Bonetti was contracted to an unauthorised agency so the club could not pay a fee to secure him for the rest of the season. The fans raised half the £100,000 needed, the rest Bonetti paid himself. It was a situation which should have raised questions - how had an experienced Serie A footballer got himself tied to such an agency, and shouldn't he have got out of it before seeking a new club - but they were questions to which no one wanted answers amid all the excitement.
It didn't last. Town were already sliding down the table when Bonetti scored one last goal on 3 February in a 1-1 draw with Derby County. Next week we lost 3-2 to the same Luton side we had put seven past a month earlier, and afterwards Laws and Bonetti came to blows in the dressing room.
Nineteen games for Town are insufficient to make Ivano a Town legend. He is a cult hero who brought hope, joy and excitement
It was an incident much discussed, yet the details remain hazy. In a recent DN35 podcast, John McDermott described how he visited Ivano in hospital, and found him in good form, so he was surprised to see the news coverage hours later, the Italian confined to bed and apparently exaggerating his injuries. Laws and Bonetti made a gesture of reconcilitation a few days later and both remained at the club until the end of the season. Then Bonetti left and Laws was sacked in November.

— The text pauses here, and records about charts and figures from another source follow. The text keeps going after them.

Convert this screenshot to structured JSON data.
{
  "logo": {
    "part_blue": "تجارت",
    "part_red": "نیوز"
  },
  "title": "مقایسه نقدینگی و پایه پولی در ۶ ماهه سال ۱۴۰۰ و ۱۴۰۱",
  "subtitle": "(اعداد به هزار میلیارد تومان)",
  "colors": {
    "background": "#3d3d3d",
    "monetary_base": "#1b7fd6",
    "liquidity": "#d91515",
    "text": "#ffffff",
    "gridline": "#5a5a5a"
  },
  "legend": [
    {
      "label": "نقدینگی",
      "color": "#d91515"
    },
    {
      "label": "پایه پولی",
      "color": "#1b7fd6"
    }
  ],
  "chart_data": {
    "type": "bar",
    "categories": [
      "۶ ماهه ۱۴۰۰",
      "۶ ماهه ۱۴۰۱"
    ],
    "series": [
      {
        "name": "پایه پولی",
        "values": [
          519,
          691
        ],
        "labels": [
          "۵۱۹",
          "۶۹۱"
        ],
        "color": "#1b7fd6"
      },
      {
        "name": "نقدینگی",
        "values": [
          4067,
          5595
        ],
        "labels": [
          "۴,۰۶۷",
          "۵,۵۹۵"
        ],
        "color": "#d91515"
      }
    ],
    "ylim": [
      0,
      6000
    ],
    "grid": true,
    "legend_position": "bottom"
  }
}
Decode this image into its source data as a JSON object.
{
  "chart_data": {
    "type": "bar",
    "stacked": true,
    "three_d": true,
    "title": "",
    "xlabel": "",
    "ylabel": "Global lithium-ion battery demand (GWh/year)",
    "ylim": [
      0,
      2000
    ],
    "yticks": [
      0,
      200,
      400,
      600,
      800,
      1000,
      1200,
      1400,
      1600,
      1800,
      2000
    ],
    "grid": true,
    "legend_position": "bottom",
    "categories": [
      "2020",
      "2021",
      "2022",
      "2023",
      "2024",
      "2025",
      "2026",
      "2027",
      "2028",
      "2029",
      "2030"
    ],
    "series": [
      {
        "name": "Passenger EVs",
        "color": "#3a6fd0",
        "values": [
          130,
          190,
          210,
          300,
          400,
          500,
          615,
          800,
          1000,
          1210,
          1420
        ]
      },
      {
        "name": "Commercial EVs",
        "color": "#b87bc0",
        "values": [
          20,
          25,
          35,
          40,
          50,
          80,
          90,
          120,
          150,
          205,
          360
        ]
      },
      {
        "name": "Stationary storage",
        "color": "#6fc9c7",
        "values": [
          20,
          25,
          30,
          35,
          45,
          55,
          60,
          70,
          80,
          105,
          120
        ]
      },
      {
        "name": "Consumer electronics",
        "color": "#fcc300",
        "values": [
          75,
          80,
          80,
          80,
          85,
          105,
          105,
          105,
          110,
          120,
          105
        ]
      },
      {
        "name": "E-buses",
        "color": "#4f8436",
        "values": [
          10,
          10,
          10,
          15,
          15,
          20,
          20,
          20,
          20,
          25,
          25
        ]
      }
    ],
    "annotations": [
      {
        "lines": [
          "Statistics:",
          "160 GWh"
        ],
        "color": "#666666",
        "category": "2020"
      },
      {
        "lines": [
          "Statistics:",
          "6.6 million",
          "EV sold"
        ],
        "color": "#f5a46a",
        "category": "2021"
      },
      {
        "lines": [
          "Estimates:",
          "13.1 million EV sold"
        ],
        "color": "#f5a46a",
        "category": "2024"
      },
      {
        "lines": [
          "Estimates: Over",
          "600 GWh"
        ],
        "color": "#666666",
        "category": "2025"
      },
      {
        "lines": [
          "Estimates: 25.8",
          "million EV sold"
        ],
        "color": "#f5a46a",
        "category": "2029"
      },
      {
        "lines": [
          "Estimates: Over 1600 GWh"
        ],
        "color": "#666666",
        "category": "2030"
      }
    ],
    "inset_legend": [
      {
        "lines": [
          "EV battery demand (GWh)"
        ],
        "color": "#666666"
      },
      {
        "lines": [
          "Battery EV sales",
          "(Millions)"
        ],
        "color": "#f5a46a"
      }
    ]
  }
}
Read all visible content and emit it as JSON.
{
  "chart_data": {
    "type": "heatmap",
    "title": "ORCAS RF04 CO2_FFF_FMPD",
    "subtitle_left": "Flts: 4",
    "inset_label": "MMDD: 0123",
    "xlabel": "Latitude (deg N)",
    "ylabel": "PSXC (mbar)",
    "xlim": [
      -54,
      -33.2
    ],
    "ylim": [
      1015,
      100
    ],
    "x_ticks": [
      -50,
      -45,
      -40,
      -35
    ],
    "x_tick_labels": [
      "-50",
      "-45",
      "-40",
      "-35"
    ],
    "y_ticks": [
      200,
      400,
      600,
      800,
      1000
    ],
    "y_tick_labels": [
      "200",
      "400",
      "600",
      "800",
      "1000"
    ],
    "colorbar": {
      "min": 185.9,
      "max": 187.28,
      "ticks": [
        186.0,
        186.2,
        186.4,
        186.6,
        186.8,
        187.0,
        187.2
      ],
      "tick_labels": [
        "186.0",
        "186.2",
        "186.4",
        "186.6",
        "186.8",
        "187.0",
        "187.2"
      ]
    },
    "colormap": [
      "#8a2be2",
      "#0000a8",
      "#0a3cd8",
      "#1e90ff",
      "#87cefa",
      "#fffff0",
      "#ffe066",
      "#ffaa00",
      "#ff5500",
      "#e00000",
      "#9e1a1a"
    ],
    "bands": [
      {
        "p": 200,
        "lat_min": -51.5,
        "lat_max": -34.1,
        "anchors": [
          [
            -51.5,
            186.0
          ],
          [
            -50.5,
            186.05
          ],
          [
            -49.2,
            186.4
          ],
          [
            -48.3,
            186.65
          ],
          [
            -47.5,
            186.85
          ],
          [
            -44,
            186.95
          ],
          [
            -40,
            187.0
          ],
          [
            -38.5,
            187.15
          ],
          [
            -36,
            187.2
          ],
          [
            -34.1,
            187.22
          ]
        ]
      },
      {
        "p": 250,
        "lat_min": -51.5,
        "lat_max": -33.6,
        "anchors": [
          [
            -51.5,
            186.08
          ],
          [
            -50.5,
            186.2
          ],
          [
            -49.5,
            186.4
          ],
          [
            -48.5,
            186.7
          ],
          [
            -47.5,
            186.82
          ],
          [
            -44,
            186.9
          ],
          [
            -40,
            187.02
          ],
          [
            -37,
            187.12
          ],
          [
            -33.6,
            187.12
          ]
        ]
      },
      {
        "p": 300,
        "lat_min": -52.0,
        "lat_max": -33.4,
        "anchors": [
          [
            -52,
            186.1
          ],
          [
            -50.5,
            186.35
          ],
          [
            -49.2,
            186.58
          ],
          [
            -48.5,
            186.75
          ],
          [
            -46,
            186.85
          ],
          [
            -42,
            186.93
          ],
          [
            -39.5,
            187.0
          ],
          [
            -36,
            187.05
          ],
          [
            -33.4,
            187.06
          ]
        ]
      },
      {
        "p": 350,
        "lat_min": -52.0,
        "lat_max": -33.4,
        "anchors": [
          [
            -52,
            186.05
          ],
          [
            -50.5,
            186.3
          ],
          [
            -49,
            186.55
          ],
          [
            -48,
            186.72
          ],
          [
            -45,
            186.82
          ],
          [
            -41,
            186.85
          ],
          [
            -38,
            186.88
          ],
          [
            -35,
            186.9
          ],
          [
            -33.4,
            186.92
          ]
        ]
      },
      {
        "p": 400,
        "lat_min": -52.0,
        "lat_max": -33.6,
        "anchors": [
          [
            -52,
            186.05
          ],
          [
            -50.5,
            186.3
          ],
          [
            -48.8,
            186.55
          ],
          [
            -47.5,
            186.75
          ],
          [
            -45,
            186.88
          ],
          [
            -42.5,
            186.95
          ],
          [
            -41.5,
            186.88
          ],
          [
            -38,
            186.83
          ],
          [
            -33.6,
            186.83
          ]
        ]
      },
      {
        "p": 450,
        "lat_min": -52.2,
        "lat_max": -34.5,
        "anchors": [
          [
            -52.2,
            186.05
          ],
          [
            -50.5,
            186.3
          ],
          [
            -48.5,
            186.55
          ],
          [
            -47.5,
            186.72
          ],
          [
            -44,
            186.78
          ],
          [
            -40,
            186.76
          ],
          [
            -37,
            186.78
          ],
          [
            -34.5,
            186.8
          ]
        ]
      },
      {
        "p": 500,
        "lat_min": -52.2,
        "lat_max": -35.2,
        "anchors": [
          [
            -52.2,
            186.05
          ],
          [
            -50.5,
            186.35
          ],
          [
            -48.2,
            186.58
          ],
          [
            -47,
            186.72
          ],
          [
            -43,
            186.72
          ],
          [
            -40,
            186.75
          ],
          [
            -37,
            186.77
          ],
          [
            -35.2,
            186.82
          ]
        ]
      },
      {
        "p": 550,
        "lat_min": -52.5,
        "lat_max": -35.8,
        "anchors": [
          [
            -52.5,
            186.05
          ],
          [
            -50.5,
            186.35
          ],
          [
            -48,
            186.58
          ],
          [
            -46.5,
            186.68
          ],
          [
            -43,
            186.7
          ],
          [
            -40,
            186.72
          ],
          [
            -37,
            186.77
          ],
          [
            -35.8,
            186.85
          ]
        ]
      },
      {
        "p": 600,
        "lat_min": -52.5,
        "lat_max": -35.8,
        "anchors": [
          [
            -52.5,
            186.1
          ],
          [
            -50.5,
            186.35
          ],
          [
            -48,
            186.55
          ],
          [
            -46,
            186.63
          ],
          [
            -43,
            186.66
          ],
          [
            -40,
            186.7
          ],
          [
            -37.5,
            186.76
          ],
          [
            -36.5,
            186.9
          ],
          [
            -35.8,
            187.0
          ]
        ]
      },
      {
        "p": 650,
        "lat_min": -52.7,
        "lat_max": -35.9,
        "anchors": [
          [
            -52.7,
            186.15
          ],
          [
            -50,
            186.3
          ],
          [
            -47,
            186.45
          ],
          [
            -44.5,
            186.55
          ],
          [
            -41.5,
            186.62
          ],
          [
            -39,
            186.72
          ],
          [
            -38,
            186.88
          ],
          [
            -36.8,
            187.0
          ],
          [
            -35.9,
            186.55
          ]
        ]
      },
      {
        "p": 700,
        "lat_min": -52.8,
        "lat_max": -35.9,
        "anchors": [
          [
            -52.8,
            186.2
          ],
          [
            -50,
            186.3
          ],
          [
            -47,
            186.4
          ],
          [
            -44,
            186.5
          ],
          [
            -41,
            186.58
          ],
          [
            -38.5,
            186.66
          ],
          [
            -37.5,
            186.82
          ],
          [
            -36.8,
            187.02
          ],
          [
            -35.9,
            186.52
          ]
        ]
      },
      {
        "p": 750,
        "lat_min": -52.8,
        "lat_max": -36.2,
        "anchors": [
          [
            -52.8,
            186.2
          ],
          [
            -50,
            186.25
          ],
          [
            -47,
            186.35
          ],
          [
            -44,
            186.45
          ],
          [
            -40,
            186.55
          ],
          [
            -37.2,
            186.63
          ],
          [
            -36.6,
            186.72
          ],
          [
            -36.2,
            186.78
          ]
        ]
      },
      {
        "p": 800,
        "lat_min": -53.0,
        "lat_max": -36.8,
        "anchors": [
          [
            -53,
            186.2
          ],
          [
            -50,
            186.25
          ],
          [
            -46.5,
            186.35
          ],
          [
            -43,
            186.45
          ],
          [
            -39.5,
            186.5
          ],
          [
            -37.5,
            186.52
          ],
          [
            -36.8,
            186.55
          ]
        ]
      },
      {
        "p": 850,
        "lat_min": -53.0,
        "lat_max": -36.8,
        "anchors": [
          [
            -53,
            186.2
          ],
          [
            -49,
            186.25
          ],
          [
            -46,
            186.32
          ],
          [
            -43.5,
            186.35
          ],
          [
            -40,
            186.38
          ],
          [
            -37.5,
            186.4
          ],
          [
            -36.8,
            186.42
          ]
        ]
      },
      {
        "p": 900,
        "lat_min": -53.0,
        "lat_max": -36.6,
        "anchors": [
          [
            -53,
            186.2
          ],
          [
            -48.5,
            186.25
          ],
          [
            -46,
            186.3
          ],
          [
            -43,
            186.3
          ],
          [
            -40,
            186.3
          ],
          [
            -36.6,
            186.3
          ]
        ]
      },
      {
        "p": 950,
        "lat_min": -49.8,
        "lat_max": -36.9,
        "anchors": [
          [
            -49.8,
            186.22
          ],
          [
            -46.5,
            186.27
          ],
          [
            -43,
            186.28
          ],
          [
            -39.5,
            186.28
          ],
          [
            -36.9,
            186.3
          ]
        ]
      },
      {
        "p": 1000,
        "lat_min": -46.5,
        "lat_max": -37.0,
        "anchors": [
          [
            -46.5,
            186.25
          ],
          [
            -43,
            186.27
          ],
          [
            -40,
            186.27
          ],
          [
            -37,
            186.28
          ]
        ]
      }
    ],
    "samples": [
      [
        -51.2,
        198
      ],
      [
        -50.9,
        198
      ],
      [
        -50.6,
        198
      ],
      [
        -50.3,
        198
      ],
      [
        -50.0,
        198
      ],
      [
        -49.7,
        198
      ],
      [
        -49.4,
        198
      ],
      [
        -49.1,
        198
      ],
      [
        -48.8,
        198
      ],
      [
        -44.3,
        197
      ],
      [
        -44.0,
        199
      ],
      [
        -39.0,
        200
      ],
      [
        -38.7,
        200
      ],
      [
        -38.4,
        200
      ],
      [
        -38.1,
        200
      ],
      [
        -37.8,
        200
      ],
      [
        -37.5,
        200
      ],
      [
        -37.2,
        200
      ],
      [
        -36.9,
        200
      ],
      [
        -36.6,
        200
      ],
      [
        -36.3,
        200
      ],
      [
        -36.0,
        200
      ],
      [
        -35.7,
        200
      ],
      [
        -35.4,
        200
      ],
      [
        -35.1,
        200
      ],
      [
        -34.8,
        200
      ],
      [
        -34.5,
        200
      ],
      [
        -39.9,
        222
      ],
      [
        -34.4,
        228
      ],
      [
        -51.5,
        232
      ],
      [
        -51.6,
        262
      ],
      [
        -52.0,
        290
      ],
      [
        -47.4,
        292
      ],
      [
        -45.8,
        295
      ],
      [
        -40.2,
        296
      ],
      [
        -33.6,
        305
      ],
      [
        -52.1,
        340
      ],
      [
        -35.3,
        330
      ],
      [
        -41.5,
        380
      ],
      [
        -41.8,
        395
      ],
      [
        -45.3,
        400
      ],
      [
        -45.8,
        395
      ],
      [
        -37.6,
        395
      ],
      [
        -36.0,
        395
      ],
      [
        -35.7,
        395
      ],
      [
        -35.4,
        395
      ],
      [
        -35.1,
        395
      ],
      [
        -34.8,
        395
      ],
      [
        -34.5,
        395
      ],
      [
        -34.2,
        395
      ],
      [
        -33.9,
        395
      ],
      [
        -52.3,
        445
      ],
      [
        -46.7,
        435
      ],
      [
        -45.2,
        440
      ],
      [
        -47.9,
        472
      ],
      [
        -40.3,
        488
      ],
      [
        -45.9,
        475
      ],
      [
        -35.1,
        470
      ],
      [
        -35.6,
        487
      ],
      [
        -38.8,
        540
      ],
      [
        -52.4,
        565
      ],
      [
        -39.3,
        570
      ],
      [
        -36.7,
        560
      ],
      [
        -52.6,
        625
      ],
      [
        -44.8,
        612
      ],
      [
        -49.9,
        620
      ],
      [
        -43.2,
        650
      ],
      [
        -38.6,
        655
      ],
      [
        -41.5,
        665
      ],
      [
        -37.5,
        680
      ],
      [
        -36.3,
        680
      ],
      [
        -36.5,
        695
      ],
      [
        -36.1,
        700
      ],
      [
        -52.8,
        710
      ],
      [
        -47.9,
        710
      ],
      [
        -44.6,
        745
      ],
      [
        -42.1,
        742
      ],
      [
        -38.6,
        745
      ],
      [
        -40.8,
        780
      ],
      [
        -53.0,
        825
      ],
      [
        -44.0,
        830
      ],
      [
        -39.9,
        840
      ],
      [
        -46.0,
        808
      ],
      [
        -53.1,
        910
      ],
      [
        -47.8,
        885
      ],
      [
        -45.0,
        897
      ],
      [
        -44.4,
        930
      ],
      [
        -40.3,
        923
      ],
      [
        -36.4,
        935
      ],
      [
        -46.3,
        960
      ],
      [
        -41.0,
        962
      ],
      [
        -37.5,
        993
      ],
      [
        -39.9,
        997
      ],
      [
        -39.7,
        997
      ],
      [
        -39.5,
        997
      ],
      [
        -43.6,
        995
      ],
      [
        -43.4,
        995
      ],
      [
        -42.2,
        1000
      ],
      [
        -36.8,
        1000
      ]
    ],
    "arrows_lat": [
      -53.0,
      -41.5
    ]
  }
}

Nineteen games for Town are insufficient to make Bonetti a Town legend (neither are six games of Dave Beasant or twelve by Andy Todd). He doesn't compare with the other wingers of the era: Dave Gilbert and Gary Childs managed almost 500 games between them for Town and Tony Ford, over two spells, clocked up more than 400. A large numbers of games do not make an automatic legend, but the category should be reserved for a special few.
Ivano was a cult hero. He belongs with Chima Okorie and Zhang Enhua, experiments who brought hope, joy and excitement but whose stays were short. He brought attention to the club but there's a tendency to remember the positive moments and forget the negative elements. Maybe at the speaker night we will finally hear Bonetti's side of the story, but for all the great memories, it is a shame how it ended in controversy.